Ein anderes Beispiel ist das nationale Programm „Die Gemeinden handeln!“ für eine kohärente Alkohol- und Tabakprävention der Schweizerischen Gesundheitsstiftung RADIX. Dabei können Gemeinden mit Unterstützung von RADIX und der kantonalen oder regionalen Suchtpräventionsstellen eigene lokale Projekte realisieren. Die Ziele sind auf Programmebene und bezüglich der Umsetzung kommunaler Massnahmenpläne vorgegeben, es besteht ein bewährtes Vorgehensmodell, und auch in diesem Programm erleichtert ein periodischer Erfahrungsaustausch die Koordination und erhöht damit das Wirkungspotential der Präventionsbemühungen.

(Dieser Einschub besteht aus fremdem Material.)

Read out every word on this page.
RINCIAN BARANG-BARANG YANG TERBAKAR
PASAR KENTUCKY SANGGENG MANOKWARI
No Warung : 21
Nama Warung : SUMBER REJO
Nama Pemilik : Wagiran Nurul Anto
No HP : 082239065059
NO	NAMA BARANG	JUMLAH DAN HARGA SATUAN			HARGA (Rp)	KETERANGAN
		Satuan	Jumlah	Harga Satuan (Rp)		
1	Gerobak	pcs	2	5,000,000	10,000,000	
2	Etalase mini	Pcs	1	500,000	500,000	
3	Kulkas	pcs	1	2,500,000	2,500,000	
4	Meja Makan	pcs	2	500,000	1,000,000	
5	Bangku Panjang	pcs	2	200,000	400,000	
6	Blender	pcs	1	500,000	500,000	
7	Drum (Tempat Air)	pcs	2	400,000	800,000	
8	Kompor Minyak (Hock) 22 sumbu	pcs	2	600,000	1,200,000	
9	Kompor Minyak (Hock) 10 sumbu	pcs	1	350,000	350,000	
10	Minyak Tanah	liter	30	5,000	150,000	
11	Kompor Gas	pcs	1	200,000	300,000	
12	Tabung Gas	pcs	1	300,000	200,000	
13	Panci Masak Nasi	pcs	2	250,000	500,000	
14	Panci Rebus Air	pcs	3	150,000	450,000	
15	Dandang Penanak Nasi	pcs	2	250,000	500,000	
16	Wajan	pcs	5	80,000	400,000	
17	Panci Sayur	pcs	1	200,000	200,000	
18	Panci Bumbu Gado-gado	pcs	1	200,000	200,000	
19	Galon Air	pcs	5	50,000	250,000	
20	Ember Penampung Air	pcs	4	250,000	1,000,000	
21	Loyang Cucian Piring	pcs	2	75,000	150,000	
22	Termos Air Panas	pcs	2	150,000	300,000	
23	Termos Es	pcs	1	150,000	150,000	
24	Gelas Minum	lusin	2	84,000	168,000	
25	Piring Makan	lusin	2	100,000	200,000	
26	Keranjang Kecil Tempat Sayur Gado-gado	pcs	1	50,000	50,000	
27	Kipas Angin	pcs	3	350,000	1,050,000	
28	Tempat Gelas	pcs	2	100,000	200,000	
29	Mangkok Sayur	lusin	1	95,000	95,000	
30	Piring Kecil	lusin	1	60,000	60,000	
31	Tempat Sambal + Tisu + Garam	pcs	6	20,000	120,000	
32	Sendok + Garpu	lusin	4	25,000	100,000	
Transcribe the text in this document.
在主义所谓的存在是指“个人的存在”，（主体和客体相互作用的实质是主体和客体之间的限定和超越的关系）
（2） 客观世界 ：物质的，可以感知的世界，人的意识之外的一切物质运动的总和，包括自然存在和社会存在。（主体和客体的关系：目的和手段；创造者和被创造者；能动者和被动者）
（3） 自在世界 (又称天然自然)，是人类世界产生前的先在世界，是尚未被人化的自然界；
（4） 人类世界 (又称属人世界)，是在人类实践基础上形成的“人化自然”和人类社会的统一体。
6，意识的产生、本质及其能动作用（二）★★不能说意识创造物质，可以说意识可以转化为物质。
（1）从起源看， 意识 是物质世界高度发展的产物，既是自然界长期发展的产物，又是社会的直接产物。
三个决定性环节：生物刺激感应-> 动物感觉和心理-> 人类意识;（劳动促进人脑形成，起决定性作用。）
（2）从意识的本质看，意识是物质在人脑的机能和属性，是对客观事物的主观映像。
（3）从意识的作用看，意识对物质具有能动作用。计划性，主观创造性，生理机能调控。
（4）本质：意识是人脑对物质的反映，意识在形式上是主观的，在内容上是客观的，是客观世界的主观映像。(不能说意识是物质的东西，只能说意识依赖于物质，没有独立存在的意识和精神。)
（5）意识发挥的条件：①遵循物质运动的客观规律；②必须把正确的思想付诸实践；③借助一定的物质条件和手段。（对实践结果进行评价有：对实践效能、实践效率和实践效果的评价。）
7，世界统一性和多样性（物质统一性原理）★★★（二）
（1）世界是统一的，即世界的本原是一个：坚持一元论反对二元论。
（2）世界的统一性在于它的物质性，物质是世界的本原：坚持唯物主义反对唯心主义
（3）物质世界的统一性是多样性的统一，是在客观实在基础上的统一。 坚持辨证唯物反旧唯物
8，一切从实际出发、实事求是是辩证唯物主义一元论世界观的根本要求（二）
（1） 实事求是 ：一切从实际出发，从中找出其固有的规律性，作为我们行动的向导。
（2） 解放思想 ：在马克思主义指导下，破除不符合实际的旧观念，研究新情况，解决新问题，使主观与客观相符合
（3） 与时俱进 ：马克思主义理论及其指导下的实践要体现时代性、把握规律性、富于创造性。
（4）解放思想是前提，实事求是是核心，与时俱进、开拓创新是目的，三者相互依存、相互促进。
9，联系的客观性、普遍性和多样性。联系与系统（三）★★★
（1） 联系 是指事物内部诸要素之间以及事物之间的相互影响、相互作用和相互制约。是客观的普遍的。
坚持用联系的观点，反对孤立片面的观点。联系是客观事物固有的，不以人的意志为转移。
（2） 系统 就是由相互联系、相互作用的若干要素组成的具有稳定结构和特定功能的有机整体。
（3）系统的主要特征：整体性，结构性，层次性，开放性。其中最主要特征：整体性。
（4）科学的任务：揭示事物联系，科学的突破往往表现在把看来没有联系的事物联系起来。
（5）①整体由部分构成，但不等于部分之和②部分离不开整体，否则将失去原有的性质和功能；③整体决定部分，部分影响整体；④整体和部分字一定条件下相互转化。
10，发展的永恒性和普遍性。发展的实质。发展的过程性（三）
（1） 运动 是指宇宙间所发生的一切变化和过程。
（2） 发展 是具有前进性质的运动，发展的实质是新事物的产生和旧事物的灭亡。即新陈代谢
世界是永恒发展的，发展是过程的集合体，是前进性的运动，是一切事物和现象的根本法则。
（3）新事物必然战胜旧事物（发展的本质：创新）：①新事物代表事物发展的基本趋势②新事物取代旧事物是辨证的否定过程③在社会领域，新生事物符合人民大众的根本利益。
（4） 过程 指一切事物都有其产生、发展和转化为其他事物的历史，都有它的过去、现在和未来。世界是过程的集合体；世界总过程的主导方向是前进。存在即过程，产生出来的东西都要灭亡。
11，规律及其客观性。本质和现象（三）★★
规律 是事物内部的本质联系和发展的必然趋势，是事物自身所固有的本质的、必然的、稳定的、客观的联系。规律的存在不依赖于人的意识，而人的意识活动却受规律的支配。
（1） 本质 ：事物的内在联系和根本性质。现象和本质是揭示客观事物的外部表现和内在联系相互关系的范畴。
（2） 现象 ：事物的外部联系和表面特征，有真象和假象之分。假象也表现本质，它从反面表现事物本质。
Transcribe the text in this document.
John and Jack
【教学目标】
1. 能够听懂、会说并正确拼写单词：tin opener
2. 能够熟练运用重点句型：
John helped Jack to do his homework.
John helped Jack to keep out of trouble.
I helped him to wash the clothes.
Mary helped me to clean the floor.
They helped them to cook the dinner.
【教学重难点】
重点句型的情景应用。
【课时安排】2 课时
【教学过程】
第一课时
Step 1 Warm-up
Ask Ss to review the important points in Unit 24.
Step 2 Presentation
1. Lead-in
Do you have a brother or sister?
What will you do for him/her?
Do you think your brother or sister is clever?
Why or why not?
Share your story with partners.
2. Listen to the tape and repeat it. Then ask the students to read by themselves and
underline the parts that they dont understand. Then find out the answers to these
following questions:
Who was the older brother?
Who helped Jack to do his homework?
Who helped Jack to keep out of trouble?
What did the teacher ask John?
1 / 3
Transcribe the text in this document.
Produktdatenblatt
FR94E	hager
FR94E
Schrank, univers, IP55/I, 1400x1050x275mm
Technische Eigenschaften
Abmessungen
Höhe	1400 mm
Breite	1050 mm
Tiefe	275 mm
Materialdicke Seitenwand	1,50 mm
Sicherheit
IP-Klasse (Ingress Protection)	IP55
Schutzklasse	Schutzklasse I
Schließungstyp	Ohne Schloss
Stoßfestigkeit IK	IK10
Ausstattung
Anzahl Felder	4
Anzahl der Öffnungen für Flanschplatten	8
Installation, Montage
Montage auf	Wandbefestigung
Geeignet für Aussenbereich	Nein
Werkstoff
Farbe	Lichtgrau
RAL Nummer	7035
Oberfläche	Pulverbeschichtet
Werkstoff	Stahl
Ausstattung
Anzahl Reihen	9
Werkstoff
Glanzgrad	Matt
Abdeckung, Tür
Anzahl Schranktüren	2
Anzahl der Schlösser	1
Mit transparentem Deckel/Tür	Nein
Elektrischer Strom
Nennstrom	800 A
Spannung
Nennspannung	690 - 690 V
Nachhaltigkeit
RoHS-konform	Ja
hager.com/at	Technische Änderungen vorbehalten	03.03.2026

Mit quint-essenz stellt Gesundheitsförderung Schweiz ein Qualitätssystem für Projekte der Gesundheitsförderung und Prävention zur Verfügung, welches hilft, die vielfältigen Herausforderungen eines Multiprojektmanagements zu meistern. Es fördert über die Vereinheitlichung von Qualitätskriterien, Begriffen, Prozessen und Instrumenten die gemeinsame Ausrichtung und die Koordination der Projekte eines Programms. Das Projektmanagement-Tool erleichtert der Programmleitung und den einzelnen Projektleitenden den Überblick über die laufenden Projekte und gewährleistet auch organisationsübergreifend raschen Zugriff auf die jeweils aktuellen Dokumente. Die Plattform ermöglicht einen effizienten Austausch von Projekterfahrungen und Ideen und Organisationen, Programme und Projekte können in ihren Abhängigkeiten öffentlich sichtbar gemacht werden. Zusammengefasst hat Gesundheitsförderung Schweiz gute Grundlagen und Hilfsmittel fürs Programm- und Multiprojektmanagement geschaffen. Gründe genug, www.quint-essenz.ch weit oben auf die Prioritätenliste zu setzen und wieder einmal die Internetseite aufzusuchen. Lieber heute als morgen.